USB standard UVC / UAC driver
Works on Windows, Mac and Linux at one resolution using the VLC application. RidgeRun offers customization services to support other requirements. Customer is responsible for host PC integration and testing.
A customized set of busybox shell scripts that run on the target device to exercise all the I/Os used in the product. These tests are useful for bringing up new hardware and on the assembly line for verifying the functionality of each board. Customers will need to tune the tests to match their manufacturing needs. Typically takes 4 to 6 weeks to generate the manufacturing tests and includes up to 40 hours of customization.
The Gstreamer Video Segmenter - GstVS is an extension of the conventional GstQTMux that allows splitting recordings into multiple files constrained by a size and/or a duration. These recordings can be audio, video or audio+video and in any case every segmented file can be viewed independently. If the recording contains an encoded video stream, then it is guaranteed that the file will start with a reference frame. All these extra functionality is added without interfering with the normal GstQTMux operation and without loosing buffers in between the files
GStreamer multi-stream / mulit-channel RTSP server element
The RTSP Sink is a Gstreamer sink element which permits high performance streaming to multiple computers using the RTSP protocol. This element leverages previous logic from RidgeRun's RTSP server but providing the benefits of a Gstreamer sink element like great flexibility to integrate into applications and easy gst-launch based testing. With RTSP Sink multiple streams can be achieved simultaneously using any desired combination. This means that within a single pipeline you can stream multiple videos, multiple audios and multiple audio+video, each one to a different client and a different mapping. On the examples section different streaming possibilities are shown
The GStreamer pre-record element
The GStreamer pre-record element can be placed in the pipeline to allow you to be continually recording data into a FIFO, where you can sent the FIFO size based on the amount of pre-recorded data you want kept. The FIFO size is specified in milliseconds. When pre-recording the GStreamer pre-record element doesn't pass any buffer downstream. After the FIFO is filled the oldest data is release as new data is added. When you want to start recording, you can trigger the GStreamer pre-record element. Once triggered, the element will pass the data in the FIFO downstream (to be saved to a file for example) while adding any new data to the back of the FIFO buffer so no data is lost. Eventually the downstream elements will drain the FIFO such that the GStreamer pre-record element simply passes received buffers downstream as they are received. Once the GStreamer pipeline is taken out of the PLAY state, the GStreamer pre-record element resets and will again go into pre-record mode of operation.
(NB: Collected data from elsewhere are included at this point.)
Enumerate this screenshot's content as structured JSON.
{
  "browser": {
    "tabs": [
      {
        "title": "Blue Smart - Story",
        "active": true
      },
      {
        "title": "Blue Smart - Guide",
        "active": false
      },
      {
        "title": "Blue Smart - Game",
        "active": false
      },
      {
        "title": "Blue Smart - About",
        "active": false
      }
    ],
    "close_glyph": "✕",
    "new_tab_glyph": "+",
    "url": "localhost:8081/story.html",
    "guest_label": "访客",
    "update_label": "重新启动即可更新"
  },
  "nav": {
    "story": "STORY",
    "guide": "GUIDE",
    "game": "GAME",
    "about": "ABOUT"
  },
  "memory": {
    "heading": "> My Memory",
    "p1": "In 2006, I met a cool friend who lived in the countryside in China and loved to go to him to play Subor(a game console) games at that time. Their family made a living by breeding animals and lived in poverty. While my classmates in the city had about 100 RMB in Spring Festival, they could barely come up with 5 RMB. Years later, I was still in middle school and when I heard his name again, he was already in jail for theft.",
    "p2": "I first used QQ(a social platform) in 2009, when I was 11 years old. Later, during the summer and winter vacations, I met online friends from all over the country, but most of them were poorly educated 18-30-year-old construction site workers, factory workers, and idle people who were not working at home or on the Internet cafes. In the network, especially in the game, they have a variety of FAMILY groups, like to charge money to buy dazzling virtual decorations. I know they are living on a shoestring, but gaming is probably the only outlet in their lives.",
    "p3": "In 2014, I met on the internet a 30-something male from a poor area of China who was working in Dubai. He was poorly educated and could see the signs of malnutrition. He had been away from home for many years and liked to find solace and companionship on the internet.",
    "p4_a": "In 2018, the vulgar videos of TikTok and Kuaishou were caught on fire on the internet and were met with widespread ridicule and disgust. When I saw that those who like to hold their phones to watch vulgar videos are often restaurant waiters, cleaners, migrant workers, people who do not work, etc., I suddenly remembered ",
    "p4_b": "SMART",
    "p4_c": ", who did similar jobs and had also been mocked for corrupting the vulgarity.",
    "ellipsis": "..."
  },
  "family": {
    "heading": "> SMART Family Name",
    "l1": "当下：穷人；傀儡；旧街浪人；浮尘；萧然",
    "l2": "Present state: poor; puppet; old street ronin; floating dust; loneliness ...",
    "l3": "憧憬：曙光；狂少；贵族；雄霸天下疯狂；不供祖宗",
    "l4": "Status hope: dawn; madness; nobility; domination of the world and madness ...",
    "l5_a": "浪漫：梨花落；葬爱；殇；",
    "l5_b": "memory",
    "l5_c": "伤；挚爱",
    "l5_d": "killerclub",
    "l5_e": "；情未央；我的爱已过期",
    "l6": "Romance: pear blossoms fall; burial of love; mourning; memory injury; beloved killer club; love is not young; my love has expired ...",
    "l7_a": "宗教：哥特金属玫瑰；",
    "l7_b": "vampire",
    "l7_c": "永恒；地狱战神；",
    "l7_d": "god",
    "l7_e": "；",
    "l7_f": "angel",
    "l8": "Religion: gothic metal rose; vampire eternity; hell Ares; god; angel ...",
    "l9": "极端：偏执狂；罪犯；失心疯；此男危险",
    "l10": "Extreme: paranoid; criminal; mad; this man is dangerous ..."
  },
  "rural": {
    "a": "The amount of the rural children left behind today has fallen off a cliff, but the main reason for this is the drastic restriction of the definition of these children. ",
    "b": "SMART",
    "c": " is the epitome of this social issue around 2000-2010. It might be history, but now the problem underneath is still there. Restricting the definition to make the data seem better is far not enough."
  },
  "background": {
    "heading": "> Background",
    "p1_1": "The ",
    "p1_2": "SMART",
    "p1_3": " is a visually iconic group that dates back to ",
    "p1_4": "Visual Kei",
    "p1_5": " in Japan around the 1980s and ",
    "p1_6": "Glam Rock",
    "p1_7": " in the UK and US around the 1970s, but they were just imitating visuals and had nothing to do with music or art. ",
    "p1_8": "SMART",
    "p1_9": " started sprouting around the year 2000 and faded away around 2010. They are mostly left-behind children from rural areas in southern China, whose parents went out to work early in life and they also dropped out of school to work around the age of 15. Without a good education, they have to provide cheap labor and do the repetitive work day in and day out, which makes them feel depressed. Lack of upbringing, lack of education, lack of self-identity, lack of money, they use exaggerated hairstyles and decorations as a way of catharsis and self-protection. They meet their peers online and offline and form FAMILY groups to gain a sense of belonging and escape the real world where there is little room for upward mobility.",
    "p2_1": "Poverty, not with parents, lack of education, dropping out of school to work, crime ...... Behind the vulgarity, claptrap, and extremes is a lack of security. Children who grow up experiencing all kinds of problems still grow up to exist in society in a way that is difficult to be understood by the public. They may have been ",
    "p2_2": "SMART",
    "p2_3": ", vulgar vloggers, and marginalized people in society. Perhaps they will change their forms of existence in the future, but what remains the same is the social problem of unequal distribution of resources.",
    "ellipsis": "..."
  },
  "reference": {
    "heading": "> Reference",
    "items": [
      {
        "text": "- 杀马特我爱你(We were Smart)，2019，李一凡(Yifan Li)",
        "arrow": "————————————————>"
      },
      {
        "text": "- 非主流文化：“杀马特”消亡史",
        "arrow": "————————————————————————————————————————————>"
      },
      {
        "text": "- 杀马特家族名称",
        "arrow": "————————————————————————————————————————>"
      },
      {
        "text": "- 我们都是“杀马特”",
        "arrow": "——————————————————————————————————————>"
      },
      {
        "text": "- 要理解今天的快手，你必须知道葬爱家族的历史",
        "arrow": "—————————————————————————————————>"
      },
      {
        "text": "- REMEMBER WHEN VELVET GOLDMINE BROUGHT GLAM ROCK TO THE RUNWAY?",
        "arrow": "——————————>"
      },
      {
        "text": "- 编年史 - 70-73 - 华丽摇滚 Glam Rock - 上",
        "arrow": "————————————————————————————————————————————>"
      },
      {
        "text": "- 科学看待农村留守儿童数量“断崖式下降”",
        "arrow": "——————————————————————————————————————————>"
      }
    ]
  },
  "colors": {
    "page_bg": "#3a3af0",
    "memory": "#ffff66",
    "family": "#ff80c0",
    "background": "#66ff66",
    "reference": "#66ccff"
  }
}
Other technologies that are being considered for development
Metadata inclusion. Information, such as GPS location, device serial number, etc, could be included as metadata in the video stream.
Watermarking. Each video frame is marked with non-visible data so that if the frame is modified, the watermark can be used to detect a change to the frame occurred. This technology only works on processors with a DSP.